9 NOVEMBRE 1989
UN VENT DE LIBERTE SOUFFLE SUR L’EUROPE
Juillet 1983 : je suis assis dans un train qui me mène de Hambourg à Rostock, ville au nord de la République Démocratique Allemande.
Dans le compartiment, je suis seul avec une femme d’une cinquantaine d’années qui, après un rapide bonjour, ne m’adressera plus la parole et évitera même mon regard.
Mon cœur bat un peu plus vite, lorsque le train s’immobilise à la frontière. Ce n’est pas pourtant pas la première fois que je vais franchir le rideau de fer ; le collège du Val d’Oise, où j’étais élève, était jumelé avec un lycée de Berlin Ouest et j’ai eu la possibilité par deux fois de traverser la RDA pour rendre visite à mon correspondant berlinois. Mais, en cette année 1983, je vais découvrir la réalité d’un pays communiste et vivre deux semaines chez mon correspondant est-allemand avec lequel j’entretiens une relation épistolaire à la demande de sa cousine qui, elle, vit en RFA.
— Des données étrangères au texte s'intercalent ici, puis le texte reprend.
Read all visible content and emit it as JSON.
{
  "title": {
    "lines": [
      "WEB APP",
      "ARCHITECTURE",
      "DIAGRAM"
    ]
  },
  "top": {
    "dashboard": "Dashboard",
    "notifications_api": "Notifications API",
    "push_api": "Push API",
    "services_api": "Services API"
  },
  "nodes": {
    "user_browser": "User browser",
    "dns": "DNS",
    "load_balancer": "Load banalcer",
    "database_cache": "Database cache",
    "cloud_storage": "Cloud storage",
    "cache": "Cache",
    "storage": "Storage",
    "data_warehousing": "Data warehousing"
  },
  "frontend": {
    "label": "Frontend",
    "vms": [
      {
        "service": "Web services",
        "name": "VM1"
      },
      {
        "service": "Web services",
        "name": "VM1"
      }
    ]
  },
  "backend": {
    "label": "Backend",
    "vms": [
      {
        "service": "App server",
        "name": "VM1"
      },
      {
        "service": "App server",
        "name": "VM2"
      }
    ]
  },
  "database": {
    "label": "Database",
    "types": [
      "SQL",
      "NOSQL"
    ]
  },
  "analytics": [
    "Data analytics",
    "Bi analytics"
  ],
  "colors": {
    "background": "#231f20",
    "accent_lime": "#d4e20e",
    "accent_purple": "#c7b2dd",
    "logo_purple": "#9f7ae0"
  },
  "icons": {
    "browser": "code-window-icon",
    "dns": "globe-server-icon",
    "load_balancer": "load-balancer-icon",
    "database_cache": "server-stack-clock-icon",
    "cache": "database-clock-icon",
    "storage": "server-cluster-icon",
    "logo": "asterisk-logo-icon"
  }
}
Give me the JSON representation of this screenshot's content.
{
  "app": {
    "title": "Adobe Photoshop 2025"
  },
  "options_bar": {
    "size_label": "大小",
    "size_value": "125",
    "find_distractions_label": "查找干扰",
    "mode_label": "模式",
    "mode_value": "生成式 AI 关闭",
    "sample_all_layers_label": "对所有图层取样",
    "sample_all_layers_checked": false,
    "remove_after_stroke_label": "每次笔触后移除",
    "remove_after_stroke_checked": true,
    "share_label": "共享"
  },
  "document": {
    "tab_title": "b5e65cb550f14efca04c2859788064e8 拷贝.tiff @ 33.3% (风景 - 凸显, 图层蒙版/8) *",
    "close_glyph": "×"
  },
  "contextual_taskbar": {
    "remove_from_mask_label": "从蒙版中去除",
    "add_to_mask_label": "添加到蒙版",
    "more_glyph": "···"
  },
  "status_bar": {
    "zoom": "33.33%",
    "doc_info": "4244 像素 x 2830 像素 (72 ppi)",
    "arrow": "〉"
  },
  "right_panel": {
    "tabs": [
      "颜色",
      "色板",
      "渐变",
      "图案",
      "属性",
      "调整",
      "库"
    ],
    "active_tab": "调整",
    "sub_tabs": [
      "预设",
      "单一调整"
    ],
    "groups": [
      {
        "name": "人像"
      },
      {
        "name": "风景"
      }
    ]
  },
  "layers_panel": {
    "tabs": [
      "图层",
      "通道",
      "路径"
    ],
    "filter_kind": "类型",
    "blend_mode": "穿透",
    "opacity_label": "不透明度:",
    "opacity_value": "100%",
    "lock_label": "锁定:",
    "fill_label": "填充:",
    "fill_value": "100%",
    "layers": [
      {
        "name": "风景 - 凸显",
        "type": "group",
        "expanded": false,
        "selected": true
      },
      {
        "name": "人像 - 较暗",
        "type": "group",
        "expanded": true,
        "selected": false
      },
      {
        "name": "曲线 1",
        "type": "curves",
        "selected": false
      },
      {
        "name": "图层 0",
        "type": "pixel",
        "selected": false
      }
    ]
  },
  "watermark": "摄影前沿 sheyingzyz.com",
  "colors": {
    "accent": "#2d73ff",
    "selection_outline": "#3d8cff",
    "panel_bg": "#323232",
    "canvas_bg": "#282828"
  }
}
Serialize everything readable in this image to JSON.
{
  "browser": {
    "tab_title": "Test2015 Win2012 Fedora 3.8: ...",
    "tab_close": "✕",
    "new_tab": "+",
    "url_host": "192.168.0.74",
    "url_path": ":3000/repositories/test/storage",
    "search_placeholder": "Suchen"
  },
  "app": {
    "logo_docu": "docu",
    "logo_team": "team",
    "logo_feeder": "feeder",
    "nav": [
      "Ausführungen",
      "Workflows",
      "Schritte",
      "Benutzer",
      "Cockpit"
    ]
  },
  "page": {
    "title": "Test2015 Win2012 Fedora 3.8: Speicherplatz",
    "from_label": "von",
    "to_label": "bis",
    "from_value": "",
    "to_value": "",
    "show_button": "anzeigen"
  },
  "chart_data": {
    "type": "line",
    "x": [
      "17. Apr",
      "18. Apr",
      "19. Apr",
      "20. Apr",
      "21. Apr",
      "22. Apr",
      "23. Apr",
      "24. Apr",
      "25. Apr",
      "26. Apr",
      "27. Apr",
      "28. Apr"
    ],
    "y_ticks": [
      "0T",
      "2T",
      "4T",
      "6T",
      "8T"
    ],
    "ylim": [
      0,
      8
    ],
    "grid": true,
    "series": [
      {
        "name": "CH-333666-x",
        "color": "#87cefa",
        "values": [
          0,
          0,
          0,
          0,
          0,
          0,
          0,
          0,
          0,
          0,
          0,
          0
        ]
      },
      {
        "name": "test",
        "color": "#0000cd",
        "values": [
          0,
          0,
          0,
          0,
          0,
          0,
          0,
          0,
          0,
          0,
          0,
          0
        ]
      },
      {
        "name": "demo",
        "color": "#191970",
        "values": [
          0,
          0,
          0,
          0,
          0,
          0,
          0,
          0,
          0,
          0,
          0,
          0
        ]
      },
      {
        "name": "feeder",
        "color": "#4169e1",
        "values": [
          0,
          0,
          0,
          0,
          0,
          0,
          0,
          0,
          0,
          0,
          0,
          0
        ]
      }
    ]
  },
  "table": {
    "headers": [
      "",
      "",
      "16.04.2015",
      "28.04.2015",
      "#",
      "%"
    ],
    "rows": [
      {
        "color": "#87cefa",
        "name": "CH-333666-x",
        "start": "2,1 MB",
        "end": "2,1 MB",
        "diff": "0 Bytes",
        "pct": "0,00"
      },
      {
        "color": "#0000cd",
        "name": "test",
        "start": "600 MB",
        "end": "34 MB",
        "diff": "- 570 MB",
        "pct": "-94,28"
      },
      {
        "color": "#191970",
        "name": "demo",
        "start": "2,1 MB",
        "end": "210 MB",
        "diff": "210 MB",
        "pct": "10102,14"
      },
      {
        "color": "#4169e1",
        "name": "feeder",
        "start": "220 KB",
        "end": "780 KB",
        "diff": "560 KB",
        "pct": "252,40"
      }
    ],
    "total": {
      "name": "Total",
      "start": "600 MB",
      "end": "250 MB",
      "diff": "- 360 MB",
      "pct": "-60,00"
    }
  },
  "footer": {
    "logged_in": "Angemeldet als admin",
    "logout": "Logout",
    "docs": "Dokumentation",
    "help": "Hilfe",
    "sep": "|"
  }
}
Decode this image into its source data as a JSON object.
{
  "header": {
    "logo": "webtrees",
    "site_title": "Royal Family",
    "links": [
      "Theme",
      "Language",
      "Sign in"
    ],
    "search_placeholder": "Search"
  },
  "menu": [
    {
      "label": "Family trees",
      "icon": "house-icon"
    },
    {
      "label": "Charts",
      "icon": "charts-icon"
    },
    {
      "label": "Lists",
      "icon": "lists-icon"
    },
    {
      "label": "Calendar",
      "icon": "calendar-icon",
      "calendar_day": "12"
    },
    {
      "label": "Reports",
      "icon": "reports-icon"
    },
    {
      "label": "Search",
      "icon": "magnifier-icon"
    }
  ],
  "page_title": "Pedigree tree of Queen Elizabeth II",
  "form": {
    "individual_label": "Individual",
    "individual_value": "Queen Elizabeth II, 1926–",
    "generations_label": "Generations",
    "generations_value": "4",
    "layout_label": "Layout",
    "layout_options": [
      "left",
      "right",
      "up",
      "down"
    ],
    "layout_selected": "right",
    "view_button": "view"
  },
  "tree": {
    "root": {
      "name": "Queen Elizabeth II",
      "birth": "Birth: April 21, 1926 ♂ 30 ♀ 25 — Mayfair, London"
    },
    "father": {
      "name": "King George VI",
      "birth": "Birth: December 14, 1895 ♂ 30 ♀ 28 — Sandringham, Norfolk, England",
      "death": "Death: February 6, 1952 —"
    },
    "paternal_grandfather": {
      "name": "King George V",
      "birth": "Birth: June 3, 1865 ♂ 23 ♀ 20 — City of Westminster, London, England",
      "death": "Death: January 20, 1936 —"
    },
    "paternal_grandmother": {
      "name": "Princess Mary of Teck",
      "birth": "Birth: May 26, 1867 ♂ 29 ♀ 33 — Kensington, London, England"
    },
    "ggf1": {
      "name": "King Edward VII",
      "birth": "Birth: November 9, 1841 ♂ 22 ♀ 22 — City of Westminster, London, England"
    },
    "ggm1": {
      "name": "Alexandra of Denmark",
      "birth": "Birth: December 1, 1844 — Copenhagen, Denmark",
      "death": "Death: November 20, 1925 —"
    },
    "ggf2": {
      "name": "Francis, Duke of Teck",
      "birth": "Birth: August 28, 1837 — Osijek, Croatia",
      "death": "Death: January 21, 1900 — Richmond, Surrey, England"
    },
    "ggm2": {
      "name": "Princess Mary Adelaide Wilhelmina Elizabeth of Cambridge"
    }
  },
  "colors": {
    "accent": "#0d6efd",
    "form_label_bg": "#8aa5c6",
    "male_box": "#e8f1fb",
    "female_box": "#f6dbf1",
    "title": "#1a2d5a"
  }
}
Après un interrogatoire en règle mais courtois « pourquoi vais-je en RDA ? », « comment ai-je connu Holger H. ? », le train repart en direction de Rostock ; je vois encore Holger courir à ma rencontre sur le quai de la gare. Après une semaine dans cette ville sur la Baltique, nous nous rendons à Berlin-Est, chez un cousin de mon ami. Je vois l’autre côté de ce Mur que j’aurai encore l’occasion de voir en décembre 2008 en traversant Berlin en train pour me rendre à Leningrad via Moscou. Toujours cette sensation de froid qui m'envahit à la vue de ces miradors, de ces espaces de barbelés, où des tentatives de fuite ont tragiquement pris fin.
Pourtant, en ce mois de juillet 1983, personne dans cette famille ne peut s’imaginer que, six ans plus tard, serait détruit le "mur de la honte" construit en août 1961. Par rapport avec ce que je vais découvrir à Moscou un an plus tard, sur un plan strictement matériel, la population est-allemande vit « relativement » bien. Mais le père de Holger m’explique néanmoins qu’il préférerait vivre en Union Soviétique :
« Tu comprends, les Russes sont quelque peu désorganisés et il leur arrive de se prendre les pieds dans le tapis ; ici, nous sommes passés directement du nazisme au communisme et le goût des Allemands pour l’ordre fait que ce régime est certainement l’un des plus implacables du bloc de l’Est ».
Effectivement, vu sous cet angle !!! La sortie de RDA, quinze jours plus tard, me confirmera son analyse ; la garde-frontière fera sortir du wagon les quatre autres personnes présentes dans le compartiment et j’aurai droit à une fouille complète de ma valise et un interrogatoire cette fois très tendu. Même ma boite à savon n’échappera pas à sa curiosité.
Alors, en ce mois de novembre 1989, quand je regarde les images de l’effondrement du Mur, je ressens une émotion particulière et ma pensée va vers ceux que j’ai rencontrés alors. L’Histoire de l’Europe va prendre un autre cours ; notre continent se réunifie peu à peu, après avoir connu en moins d’un siècle les ravages meurtriers de ces deux idéologies morbides que furent le nazisme et le communisme.